Offer the breast at very little squeak while you get things going. Offer both breasts each feed - doesn't matter if he doesn't take it but offering is important.

The aim is to stimulate the breasts as much as possible to produce milk. 8-12 feeds (offering both breasts) is the aim in a day.

PurplePidjin Fri 09-May-14 12:49:38

Day 4 is generally the day your milk changes from colostrum to actual milk, sending your hormones loopy (just to warn you!)

If you are at all worried, get real life help as soon as possible. I've copied the ones with phone numbers from the NHS website, but there are more links etc on the page

If you have any questions or concerns about breastfeeding, you can call the National Breastfeeding Helpline, which is run by the Association of Breastfeeding Mothers and The Breastfeeding Network.
Helpline: 0300 100 0212

Association of Breastfeeding Mothers is a charity run by mothers for mothers, giving friendly support and supplying accurate information to all women wanting to breastfeed.
Helpline number: 08444 122 949 (also supports the National Breastfeeding Helpline)

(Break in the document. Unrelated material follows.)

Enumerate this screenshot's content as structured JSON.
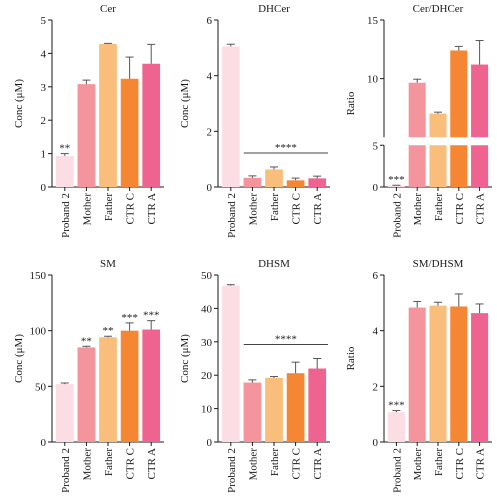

Breastfeeding Network provides breastfeeding support and information for mothers and those involved in their care.
Helpline number: 0300 100 0210 (also supports the National Breastfeeding Helpline)

The NCT is a leading charity for parents, supporting people through pregnancy, birth and early parenthood. Helpline: 0300 330 0771

carriedaway Sat 10-May-14 19:09:51

How are things today OP? Better, I hope.